The film opens on Christmas Eve, with the motormouth Sin-Dee Rella (Kitana Kiki Rodriguez) having just been released from prison. She discovers from her best friend Alexandra (Mya Taylor) that her drug dealer boyfriend Chester (James Ransone) has been cheating with some “white fish” — a cis-woman. She snaps, and like Ahab, monomaniacally hunts down this Moby Dick, Dinah (Mickey O’Hagan). Like something out of “Grand Theft Auto,” Sin-Dee rampages through L.A.’s streets, busting down doors and tearing through a prostitution ring for her pound of flesh. She becomes a bloodhound in heels, and holds a vice grip once she finds Dinah, dragging her through L.A. with a pocketbook tied around her neck like a leash.

“Tangerine” watches like a violent viral video, but has all the fierceness, swag and hustle of a dominatrix to make you submit in sadistic delight.
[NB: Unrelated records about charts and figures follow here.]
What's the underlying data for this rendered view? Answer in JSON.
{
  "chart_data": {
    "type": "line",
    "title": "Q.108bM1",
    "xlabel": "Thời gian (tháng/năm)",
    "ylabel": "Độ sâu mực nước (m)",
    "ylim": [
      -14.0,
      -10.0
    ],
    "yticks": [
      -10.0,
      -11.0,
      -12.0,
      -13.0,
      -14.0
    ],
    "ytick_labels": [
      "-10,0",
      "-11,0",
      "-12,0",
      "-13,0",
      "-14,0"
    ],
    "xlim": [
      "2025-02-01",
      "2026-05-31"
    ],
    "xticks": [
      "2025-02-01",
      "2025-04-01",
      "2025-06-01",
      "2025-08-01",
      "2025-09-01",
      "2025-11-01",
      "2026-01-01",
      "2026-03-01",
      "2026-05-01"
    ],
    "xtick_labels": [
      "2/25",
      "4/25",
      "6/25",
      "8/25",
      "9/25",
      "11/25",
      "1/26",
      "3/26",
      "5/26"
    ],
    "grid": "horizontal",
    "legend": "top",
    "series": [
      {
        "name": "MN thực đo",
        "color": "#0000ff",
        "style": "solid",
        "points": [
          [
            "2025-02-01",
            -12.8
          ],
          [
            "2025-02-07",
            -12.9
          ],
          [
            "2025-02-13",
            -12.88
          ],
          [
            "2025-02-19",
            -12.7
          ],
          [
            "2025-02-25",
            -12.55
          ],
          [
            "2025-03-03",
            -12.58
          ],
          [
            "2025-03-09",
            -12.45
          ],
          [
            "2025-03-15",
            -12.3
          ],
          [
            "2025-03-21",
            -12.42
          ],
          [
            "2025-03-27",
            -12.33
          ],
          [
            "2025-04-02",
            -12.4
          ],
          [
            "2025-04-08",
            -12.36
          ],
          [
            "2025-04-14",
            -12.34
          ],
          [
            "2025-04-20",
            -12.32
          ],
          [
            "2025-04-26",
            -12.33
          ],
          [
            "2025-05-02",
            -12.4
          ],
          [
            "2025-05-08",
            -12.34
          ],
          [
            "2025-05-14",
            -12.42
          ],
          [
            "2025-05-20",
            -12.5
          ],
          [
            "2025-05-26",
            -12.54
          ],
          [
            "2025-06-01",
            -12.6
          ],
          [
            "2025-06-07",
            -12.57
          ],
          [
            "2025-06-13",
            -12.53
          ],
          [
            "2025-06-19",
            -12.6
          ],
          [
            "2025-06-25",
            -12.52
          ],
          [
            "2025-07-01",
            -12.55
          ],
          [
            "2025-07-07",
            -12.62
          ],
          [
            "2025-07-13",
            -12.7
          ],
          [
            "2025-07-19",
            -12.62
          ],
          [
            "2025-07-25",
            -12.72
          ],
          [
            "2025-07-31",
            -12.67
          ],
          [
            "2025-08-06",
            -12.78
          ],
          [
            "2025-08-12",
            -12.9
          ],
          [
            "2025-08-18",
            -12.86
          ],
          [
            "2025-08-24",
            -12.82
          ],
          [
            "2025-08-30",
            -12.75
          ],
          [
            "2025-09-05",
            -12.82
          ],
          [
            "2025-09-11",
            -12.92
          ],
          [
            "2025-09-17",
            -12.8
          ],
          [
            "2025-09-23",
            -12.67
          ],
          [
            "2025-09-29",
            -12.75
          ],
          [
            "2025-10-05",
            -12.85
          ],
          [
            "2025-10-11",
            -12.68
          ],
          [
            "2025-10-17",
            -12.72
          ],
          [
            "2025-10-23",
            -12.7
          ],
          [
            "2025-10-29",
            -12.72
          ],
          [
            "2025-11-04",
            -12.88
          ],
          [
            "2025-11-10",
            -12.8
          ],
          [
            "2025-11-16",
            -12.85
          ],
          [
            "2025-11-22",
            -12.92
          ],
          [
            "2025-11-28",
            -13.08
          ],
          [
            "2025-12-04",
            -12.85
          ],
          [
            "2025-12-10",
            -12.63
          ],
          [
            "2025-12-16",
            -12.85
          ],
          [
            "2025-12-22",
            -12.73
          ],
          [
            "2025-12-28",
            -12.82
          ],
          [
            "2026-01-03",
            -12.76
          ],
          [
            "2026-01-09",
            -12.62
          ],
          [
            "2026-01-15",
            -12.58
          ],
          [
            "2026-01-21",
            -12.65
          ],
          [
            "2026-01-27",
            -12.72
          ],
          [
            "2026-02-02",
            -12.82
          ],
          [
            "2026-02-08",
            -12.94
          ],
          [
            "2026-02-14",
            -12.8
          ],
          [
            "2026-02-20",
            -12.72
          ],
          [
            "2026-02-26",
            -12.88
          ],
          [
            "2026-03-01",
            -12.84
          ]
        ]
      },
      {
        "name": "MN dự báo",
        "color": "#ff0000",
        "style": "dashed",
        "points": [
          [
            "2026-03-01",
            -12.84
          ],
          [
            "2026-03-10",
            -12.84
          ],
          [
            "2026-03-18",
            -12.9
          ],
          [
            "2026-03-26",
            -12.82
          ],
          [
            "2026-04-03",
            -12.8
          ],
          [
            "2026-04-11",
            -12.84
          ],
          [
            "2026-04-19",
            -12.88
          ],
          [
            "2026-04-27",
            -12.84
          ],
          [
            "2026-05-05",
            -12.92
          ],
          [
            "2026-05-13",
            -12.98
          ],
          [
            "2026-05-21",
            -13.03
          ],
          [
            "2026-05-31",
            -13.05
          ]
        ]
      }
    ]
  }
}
Sin-Dee manhandles Dinah into obedience while Alexandra wrestles a flaccid customer into compensation. Baker allows their personalities to emergein screwball style, but avoids satire or mockumentary — this is less a film about transgenderism and more about two women tearing up L.A. like Tasmanian devils.

Dragged into the brewing maelstrom is Razmik (Karren Karagulian), an Armenian cab driver with a trans-fetish who must hide his desires from his nosy mother-in-law. He pursues Sin-Dee, his princess in the cheetah-print top, back to Donut Time — where Sin-Dee and Alexandra first met up — for the film’s uproarious denouement. Like a multi-car pile up, Sin-Dee, Chester, Dinah, Razmik and his mother-in-law all converge for quite the mad tea party with dialogue so naturalistic it’s hard to believe a script was behind it.

In an interview with Variety magazine, Ransone said that customers often interrupted filming in the donut shop since they couldn’t afford to buy it out for the day. The iPhones, location shooting and perfect casting all give “Tangerine” a documentary feel. Thanks to a few lenses and enhancement apps, the film has the saturation and smoothness of a hip hop music video with the spontaneity and explosiveness of a Vine.

With all the catfighting and shade, there is no room for “Paris is Burning” (1990) moroseness, exploitation or gender agenda — those tubes have thankfully been tied. It’s just one giant drag ball, and gritty L.A. is their catwalk. Perhaps Baker wastes too much screentime on Sin-Dee walking through the streets while dance remixes pound, but her ferocious swagger can make even the most banal sidewalk into a theater of the absurd.

As Caitlyn Jenner becomes a figurehead of the transgender community, we lose sight of the everyday, gritty struggles of the common foot soldier. There are no Vogue covershoots or flowing dresses. As Alexandra reminds us, “All they have is their hustle. And that’s IT!” With women so unflinchingly themselves, Baker’s camera follows in awe of their, well, balls, to make it through a world lived on street corners and passenger seat trysts. But Baker makes us laugh and reminds us that even the most bitter, hotly contentious issues have a tangier side.

Rating: 9/10

“Tangerine” played at Dartmouth’s Loew Auditorium Friday night at 9 p.m.